To check if these numbers are consistent with the expected doublet rate in your dataset, you can use our Doublet Estimation Calculator.

Demuxalot Results and Interpretation

After running the Demuxalot steps and summarizing the results, you will have a number of files from some of the intermediary steps. These are the files that most users will find the most informative:

  • assignments.tsv.gz (and assignments_refined.tsv.gz if you indicated -r True)
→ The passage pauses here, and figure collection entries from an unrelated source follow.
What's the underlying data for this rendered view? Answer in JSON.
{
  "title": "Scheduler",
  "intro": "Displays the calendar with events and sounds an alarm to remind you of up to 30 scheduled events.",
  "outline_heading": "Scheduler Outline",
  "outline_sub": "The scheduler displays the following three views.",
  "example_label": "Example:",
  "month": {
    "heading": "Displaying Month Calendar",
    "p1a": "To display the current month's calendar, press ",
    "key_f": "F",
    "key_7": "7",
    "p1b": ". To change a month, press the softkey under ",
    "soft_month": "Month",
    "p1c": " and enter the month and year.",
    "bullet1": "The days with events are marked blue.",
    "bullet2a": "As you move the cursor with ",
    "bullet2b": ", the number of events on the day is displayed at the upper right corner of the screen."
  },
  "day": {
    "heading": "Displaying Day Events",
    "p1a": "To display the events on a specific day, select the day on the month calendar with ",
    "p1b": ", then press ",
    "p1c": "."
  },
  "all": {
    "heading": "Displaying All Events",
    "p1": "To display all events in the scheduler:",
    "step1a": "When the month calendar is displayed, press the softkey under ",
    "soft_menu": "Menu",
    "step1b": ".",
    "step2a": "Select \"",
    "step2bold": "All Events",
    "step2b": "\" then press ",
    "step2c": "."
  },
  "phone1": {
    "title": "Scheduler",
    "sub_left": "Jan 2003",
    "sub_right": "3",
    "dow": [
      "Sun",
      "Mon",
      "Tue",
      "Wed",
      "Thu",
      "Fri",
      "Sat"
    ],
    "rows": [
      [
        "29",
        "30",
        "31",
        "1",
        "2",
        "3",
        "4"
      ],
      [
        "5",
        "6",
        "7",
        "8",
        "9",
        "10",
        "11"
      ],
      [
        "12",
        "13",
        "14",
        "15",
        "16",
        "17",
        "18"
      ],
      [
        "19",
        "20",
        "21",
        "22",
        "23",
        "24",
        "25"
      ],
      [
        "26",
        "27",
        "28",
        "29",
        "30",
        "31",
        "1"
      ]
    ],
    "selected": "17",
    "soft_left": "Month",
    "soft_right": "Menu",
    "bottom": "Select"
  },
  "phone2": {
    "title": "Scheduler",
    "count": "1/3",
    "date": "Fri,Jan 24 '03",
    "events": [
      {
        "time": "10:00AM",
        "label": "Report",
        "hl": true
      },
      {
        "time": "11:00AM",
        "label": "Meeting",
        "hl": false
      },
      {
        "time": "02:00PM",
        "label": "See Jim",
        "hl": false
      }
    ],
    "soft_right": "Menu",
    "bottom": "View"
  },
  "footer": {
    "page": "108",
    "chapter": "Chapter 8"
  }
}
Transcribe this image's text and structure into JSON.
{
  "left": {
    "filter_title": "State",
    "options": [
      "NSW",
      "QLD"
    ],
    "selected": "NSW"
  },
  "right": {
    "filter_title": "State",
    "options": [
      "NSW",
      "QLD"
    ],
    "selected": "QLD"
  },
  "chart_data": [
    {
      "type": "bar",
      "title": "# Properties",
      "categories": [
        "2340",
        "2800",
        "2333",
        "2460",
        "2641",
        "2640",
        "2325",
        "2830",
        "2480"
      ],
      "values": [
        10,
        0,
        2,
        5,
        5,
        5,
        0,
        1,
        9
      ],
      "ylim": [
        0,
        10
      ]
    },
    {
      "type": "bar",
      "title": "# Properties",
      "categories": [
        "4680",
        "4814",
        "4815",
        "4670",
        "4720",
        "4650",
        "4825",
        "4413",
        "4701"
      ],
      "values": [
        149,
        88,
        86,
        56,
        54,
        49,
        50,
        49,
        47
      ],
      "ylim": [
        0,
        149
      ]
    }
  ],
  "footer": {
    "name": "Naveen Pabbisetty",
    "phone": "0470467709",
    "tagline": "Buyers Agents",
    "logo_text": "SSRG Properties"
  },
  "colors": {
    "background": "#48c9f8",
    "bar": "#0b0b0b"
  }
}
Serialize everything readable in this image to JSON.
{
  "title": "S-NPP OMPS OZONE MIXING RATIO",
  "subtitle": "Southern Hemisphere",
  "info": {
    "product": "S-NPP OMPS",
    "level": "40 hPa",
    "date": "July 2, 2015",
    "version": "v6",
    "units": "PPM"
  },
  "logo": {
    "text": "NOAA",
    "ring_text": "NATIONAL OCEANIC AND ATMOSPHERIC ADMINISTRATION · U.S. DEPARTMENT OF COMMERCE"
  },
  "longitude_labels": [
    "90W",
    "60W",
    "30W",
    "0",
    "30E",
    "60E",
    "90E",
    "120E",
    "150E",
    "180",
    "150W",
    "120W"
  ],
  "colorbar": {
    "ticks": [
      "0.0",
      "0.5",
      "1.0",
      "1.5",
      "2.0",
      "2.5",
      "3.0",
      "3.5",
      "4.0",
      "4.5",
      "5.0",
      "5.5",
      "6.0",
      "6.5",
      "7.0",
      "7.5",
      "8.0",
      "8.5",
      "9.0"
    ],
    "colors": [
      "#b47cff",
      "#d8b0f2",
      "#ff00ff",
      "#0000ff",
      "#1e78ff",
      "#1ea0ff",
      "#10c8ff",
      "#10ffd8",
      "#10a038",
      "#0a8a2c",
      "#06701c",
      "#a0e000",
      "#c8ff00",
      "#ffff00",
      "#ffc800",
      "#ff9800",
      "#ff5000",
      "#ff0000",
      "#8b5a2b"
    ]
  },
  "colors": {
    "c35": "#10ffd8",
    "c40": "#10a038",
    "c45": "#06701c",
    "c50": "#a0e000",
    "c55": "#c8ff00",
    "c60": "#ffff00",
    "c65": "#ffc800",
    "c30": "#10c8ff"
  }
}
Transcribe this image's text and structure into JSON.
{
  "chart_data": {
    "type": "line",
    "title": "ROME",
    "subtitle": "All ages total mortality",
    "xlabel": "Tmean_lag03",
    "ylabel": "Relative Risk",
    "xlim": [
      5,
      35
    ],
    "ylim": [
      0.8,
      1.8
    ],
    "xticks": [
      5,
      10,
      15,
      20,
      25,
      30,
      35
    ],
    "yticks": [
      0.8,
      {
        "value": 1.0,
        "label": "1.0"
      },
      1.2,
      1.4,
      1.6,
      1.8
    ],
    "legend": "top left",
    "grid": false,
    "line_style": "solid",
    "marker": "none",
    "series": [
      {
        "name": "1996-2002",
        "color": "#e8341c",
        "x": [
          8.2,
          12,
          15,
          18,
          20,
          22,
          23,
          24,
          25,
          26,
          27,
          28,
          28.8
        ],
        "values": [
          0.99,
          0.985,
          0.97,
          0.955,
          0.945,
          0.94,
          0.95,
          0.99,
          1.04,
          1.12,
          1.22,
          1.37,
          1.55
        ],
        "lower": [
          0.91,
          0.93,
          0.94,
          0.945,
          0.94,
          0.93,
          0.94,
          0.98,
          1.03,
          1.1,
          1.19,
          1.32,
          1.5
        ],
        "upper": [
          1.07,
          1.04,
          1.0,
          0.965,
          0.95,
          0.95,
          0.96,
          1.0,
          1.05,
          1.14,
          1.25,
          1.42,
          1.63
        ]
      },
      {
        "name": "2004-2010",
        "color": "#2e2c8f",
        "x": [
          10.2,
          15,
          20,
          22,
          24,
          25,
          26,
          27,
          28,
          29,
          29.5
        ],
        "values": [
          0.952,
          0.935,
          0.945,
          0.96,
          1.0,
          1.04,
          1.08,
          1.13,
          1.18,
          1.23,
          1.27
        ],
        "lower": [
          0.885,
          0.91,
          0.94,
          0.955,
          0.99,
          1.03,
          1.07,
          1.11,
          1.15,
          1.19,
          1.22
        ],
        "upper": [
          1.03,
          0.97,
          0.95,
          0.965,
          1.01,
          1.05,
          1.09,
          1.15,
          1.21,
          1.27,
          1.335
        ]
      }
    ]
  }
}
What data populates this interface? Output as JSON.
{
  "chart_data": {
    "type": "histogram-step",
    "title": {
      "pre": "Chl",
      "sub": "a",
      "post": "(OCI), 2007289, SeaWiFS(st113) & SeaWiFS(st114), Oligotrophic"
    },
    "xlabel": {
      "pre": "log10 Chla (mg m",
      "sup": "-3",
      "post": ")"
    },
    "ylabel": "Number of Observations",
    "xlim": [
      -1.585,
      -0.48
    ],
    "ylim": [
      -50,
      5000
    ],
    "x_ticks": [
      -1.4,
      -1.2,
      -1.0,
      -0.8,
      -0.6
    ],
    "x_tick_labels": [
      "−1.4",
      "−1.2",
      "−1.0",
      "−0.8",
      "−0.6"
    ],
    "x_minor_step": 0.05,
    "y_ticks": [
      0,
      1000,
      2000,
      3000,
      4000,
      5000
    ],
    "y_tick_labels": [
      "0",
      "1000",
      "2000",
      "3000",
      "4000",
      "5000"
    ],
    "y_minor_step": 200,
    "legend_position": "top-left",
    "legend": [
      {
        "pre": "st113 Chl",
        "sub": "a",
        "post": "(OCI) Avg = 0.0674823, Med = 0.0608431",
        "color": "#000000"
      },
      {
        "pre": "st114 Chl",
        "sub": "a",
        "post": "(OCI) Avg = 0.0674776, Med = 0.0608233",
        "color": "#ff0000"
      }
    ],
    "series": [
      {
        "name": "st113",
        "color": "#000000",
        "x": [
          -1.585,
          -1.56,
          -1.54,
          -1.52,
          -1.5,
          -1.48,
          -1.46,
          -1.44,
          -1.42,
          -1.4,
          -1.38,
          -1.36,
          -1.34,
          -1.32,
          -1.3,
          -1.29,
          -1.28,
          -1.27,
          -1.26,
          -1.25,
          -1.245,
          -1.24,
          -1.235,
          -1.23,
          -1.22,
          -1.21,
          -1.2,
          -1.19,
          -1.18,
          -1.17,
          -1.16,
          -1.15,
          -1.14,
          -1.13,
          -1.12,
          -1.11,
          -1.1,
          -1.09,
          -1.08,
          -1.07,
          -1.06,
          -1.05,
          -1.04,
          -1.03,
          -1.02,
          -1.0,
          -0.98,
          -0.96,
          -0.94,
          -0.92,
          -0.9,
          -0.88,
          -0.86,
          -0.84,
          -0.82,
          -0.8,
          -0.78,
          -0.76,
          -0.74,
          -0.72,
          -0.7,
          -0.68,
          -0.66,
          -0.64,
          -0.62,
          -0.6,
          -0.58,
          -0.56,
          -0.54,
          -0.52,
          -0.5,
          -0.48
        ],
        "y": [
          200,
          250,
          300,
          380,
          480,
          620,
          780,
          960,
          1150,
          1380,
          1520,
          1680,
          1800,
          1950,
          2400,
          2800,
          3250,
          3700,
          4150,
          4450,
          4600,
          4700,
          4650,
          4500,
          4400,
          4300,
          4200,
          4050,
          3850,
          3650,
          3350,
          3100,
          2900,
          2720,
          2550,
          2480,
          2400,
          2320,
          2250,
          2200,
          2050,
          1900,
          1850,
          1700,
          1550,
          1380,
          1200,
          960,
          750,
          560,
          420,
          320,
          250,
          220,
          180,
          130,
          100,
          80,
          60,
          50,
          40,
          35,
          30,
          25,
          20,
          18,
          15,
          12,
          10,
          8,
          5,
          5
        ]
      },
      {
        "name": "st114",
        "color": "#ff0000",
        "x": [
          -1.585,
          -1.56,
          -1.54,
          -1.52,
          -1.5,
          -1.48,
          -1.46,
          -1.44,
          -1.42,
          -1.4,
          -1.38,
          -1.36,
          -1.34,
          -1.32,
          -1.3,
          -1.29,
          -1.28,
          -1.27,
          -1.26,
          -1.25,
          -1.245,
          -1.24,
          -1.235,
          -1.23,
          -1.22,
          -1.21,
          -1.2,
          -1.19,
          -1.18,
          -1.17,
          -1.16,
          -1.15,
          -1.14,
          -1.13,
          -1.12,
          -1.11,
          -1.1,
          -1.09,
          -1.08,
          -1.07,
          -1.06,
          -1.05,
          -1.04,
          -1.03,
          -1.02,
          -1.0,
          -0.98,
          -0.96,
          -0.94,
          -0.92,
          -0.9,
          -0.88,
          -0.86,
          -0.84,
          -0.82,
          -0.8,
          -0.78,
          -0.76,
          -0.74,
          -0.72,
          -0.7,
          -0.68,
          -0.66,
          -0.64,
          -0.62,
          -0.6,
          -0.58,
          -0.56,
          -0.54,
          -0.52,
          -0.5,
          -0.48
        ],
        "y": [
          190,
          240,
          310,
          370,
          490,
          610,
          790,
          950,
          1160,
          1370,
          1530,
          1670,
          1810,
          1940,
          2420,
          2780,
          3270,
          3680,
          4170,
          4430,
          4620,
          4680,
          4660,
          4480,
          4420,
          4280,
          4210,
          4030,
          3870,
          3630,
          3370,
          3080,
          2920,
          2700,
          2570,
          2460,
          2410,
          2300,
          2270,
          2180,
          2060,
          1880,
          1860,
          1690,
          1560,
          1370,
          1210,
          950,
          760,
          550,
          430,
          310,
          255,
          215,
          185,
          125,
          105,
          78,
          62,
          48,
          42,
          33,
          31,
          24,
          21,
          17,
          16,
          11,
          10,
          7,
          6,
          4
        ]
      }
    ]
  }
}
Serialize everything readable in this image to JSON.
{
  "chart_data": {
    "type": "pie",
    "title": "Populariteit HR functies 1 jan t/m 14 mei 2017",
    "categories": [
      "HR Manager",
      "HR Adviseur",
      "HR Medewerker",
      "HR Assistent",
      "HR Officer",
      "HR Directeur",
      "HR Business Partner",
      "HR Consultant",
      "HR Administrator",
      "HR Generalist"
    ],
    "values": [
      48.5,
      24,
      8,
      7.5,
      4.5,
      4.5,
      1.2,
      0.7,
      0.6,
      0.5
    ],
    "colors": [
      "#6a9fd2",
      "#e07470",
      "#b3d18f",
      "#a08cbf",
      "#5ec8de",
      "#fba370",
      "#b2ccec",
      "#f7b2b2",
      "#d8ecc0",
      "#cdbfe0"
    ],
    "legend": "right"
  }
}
    • The droplet assignment for each barcode:

      BARCODE

      0

      AAACCTGAGATAGCAT-1

      41_41

      AAACCTGAGCAGCGTA-1

      465_466

      AAACCTGAGCGATGAC-1

      113_113

      AAACCTGAGCGTAGTG-1

      349_350

      AAACCTGAGGAGTTTA-1

      632_633

      AAACCTGAGGCTCATT-1

      39_39

  • likelihoods_refined.tsv.gz or likelihoods.tsv.gz:

    • The likelihood probabilities for each donor and doublet combination for each droplet

  • posterior_probabilities_refined.tsv.gz or posterior_probabilities_refined.tsv.gz

    • The posterior probabilities for each donor or doublet combination for each droplet

Merging Results with Other Software Results

We have provided a script that will help merge and summarize the results from multiple softwares together. See Combine Results.

Citation

If you used the Demuxafy platform for analysis, please reference our preprint as well as Demuxalot.